Both styles are tough to get right, but I was especially happy to find a good Czech Pilsner on tap. Almost all of the flavor comes from the Bohemian pils malt, so there’s nowhere for flaws to hide.
The bartenders are very friendly and knowledgeable, amd if they don’t know something, they’ll find out. The Victory brewpub is possibly the most kid-friendly I’ve visited, and the food is delicious.
With a couple of hours to kill before the Steal the Glass! event (which Abby, one of the bartenders, told us about), we toodled over to the Sly Fox Brewhouse & Eatery, in Phoenixville. It’s only a 20 mile or so drive between the two breweries, I think.

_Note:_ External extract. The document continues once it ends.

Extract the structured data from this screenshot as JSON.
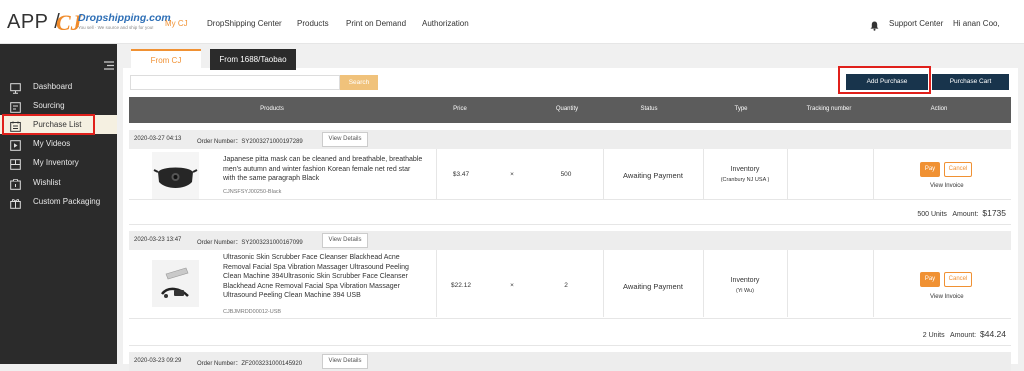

Driving safety being an important consideration, we took our time over a shared flight of Sly Fox brews. Again, proper tasting notes will follow, but I’d like to mention their two hand-pumped ales, Seamus’ Red Ale, and Schuylkill River Trail Ale. Both are wonderfully sessionable, low-grav ales with plenty of flavor. Also, the Renard D’or is an excellent golden strong that smells and tastes quite a bit like Duvel, but is unique enough to stand on its own. If you can get it, I’d definitely recommend it.
Back at Victory, the place was filling up; the bar was solidly lined with folks standing two-deep in spots, and plenty of tables were occupied, as well.
It was the seasonal release party for Summer Love, served in its own can glass, which drinkers then got go keep. Naturally, we came away with two of them. Summer Love is a hoppy and refreshing pale ale with enough unique character to separate it from other well-loved examples, such as Sierra Nevada Pale Ale.
This got long for a quick hits post; a testament to how much we enjoyed both breweries.